Fiducial skin markers (FSMs) visible in PET and MRI (taped to predetermined locations on the skin of the breast prior to data acquisition) and identical patient positioning during PET and MRI scans (to ensure similar stress conditions) are applied during data acquisition. A finite element model of the breast is constructed from the high resolution MRI image (Fig. 3). Displacements between corresponding FSMs are used to calculate the displacement for each node in the meshed breast. This displacement field is estimated by first distributing the observed FSM displacement vectors linearly over the breast surface and then distributing throughout the volume. This process has been implemented using the ANSYS software heat transfer module. An analogy between displacement and the temperature in steady state heat transfer in solids is used to find a dense displacement field from the observed displacements (loads) at the FSMs.

Figure 3: Finite element model of the breast constructed from the high resolution MRI image.
If Computed Tomography (CT) data is available and coregistered with the PET image, such as from a PET/CT scanner, an additional refinement process can be performed. A large number of corresponding surface points can be identified in the MRI and CT images. The displacements at these points can be used to deform the mesh a second time, reducing the small registration errors that still exist in regions away from the FSMs.
Using the resulting displacement field the MRI image can be warped to the PET image (Fig. 4). The region of activity in the PET image clearly correlates better with the glandular tissue region visible in the MRI image after FEM registration, as compared to rigid registration only. More information about this registration process can be found in [2-5]. Current work focuses on determining the optimal way to present the registered images to the radiologist [5].

Figure 4: Registered PET/MRI images. After rigid registration (left column), after FEM registration (right column). PET image is shown in yellow overlaid on grayscale MRI image. Coronal view is shown in top row and axial in bottom.
References:
[1] American Cancer Society, “Cancer Facts and Figures 2007,” available at http://www.cancer.org/downloads/STT/CAFF2007PWSecured.pdf, accessed 19 September 2007.

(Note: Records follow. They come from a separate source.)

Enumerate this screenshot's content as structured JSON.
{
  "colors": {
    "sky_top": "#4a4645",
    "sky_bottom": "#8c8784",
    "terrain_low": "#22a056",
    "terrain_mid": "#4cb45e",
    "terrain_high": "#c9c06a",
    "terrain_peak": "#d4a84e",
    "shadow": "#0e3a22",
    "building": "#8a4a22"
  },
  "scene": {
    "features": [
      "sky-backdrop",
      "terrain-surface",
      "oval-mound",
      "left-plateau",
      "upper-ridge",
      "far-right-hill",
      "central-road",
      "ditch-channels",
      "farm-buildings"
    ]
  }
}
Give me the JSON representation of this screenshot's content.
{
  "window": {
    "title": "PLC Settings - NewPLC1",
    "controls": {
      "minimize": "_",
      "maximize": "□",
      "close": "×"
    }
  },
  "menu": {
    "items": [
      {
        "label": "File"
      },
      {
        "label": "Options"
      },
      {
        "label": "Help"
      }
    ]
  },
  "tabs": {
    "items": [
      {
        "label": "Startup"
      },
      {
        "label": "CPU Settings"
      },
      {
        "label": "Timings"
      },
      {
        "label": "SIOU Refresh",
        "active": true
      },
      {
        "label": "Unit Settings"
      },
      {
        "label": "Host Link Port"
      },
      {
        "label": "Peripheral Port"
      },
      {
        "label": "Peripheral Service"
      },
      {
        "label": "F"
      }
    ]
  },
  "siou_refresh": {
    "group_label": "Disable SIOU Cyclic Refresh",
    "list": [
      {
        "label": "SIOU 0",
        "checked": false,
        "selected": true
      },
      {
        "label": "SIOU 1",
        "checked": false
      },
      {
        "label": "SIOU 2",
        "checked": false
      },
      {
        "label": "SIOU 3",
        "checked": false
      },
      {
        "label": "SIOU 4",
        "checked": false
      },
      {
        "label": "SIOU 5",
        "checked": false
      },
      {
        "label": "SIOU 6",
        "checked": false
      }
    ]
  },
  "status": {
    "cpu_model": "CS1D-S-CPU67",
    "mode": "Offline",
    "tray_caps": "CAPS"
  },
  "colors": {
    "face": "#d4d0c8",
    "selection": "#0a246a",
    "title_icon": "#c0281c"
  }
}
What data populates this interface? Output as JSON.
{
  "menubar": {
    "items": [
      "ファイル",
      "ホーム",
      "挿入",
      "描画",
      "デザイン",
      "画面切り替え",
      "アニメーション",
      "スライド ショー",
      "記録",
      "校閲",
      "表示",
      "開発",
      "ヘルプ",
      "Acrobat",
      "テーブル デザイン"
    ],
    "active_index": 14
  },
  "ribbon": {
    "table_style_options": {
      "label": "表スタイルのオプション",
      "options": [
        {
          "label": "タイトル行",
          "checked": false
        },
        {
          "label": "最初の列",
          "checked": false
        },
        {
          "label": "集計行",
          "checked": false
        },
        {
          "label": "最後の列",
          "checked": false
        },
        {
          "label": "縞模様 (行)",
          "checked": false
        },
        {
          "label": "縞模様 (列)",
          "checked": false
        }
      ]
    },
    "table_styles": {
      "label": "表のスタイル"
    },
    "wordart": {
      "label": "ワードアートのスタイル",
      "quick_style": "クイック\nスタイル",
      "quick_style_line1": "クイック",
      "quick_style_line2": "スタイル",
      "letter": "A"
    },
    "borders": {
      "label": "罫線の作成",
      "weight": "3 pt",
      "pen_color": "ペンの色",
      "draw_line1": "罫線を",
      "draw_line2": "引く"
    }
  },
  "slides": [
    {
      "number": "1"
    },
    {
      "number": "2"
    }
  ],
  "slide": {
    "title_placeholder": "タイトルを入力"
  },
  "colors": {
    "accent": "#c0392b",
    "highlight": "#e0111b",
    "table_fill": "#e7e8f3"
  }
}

[2] Krol, A., Unlu, M. Z., Baum, K. G., Mandel, J. A., Lee, W., Coman, I. L., Lipson, E. D., Feiglin, D. H., “MRI/PET Nonrigid Breast-Image Registration Using Skin Fiducial Markers,” Physica Medica European Journal of Medical Physics, Vol. XXI, Supplement 1, pp. 31-35, 2006.
[3] Krol, A., Unlu, M. Z., Magri, A., Lipson, E., Coman, I. L., Mandel, J. A., Baum, K. G., Feiglin, D. H., “Iterative Finite Element Deformable Model For Nonrigid Coregistration of Multimodal Breast Images,” Biomedical Imaging: Macro to Nano, IEEE International Symposium, pp. 852-855, 2006.
[4] Krol, A., Coman, I. L., Mandel, J. A., Baum, K. G., Luo, M., Feiglin, D. H., Lipson, E. D., Beaumont, J., "Inter-Modality Non-Rigid Breast Image Registration Using Finite-Element Method,” Nuclear Science Symposium Conference Record, IEEE, Vol. 3, pp. 1958-1961, 2003.
[5] Baum, K. G., "Multimodal Breast Imaging: Registration, Visualization, and Image Synthesis," PhD Dissertation, Rochester Institute of Technology, Chester F. Carlson Center for Imaging Science, 2008.